Selesai dengan RDPU pertama ini, pada pukul 14.00 Komisi IX juga melakukan RDPU dengan Pusat Kesehatan TNI, BNPB, Badan SAR, International Federation of Red Cross and Red Crescent Societies (IFRC), dan International Committee of the Red Cross (ICRC).

Berbagai pihak yang hadir ini memberikan berbagai pandangan kepada Komisi IX terkait dengan pembahasan RUU Kepalangmerahan. Pemilihan penggunaan simbol masih menjadi salah satu poin yang diperdebatkan. Disebutkan dari perwakilan IFRC, pemilihan emblem atau simbol bukan hal krusial. Hanya saja, tidak boleh menggunakan dua lambang karena telah diatur dalam peraturan internasional.

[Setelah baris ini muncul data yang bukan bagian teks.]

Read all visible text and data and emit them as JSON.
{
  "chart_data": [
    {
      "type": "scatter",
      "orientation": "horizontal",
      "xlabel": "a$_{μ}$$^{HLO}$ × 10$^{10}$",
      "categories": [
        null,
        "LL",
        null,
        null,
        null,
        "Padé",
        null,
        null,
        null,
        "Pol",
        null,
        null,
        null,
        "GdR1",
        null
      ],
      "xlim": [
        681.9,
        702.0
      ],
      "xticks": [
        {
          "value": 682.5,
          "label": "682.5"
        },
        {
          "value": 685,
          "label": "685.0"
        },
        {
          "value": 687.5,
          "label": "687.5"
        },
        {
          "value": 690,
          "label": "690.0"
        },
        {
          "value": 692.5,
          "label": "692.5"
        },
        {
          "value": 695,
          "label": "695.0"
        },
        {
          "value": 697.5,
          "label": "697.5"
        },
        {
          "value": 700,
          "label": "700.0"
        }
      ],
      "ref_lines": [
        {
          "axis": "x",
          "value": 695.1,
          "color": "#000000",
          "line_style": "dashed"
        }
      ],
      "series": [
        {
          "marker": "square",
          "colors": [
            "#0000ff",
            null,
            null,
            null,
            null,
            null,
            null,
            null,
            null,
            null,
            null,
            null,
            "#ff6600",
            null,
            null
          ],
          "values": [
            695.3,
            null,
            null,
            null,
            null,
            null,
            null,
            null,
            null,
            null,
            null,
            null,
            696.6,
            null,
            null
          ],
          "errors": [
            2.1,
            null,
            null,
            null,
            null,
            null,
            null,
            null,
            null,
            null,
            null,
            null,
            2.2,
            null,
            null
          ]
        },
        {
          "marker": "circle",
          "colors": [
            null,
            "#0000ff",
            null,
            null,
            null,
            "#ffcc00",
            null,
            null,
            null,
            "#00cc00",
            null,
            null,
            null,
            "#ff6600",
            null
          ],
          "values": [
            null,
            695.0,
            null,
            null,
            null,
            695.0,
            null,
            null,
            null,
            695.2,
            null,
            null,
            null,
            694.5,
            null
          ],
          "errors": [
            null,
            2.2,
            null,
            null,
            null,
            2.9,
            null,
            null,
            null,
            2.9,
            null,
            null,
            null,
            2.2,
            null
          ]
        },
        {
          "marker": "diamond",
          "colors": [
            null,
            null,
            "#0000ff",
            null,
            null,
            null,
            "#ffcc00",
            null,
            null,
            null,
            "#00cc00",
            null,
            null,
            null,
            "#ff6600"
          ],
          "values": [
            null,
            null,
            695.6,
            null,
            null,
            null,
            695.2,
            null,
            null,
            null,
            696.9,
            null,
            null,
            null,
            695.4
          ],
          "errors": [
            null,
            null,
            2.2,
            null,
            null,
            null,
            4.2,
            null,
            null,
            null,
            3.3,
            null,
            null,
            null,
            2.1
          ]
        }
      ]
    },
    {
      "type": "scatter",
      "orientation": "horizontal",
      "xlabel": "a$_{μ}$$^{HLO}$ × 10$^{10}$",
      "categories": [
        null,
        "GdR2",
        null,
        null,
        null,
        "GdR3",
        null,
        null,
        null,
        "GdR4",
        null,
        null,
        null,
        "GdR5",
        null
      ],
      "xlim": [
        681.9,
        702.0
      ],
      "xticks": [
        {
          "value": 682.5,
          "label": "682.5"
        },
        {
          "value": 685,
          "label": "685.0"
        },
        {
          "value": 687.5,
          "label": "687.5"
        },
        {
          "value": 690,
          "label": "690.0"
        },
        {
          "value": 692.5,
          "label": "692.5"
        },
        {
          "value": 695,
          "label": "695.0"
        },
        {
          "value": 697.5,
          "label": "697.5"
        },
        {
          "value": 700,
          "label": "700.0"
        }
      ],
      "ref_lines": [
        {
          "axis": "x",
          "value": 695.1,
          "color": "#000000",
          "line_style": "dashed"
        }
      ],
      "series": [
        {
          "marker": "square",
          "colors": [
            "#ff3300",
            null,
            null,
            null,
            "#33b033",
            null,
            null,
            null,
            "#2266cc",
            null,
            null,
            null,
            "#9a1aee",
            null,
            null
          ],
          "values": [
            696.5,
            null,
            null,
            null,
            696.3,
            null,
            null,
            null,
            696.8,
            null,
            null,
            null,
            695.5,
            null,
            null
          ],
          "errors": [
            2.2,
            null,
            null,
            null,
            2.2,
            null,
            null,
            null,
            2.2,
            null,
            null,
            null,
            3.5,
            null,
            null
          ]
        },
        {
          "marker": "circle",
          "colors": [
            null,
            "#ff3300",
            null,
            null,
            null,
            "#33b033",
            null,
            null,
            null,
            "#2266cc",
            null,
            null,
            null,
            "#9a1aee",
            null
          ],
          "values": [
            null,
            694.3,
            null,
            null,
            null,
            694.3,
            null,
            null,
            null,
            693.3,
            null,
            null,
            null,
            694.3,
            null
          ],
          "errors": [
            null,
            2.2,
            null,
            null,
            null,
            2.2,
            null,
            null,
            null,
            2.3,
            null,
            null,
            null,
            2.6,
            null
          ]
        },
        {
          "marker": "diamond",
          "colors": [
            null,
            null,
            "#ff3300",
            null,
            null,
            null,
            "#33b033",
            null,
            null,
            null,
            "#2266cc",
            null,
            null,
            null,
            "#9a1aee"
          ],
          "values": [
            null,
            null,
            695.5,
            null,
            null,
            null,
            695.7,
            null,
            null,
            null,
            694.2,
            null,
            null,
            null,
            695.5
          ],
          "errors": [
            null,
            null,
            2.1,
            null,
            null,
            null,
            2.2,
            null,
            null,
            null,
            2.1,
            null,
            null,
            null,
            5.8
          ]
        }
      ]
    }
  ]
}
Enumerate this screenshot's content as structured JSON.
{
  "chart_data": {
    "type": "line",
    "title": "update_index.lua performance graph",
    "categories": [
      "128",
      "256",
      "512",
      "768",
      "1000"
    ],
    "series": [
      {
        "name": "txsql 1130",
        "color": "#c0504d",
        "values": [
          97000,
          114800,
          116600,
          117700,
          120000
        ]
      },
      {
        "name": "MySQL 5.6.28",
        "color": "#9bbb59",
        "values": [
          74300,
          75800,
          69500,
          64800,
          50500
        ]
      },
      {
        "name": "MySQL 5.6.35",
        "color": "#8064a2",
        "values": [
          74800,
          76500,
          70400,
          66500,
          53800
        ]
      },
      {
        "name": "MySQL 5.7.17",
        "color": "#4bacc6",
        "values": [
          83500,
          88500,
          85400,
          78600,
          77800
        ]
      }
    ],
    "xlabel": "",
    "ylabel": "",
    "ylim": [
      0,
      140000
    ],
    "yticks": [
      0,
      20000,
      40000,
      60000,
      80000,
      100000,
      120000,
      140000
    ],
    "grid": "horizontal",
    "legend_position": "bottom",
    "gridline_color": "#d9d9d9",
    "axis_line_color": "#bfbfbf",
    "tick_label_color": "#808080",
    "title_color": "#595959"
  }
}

“Terkait dengan penggunaan simbol ini, Komisi IX mengundang berbagai organisasi kemanusiaan memberikan masukan,” kata Ketua Komisi IX Dede Yusuf. Masukan dari berbagai perspektif organisasi kemanusiaan di Indonesia ini sebagian besar tidak begitu mempermasalahkan penggunaan simbol sejauh tidak menyimpang dari tujuan kemanusiaan. Untuk organisasi BSMI kurang sepaham bila penggunaan simbol dimonopoli.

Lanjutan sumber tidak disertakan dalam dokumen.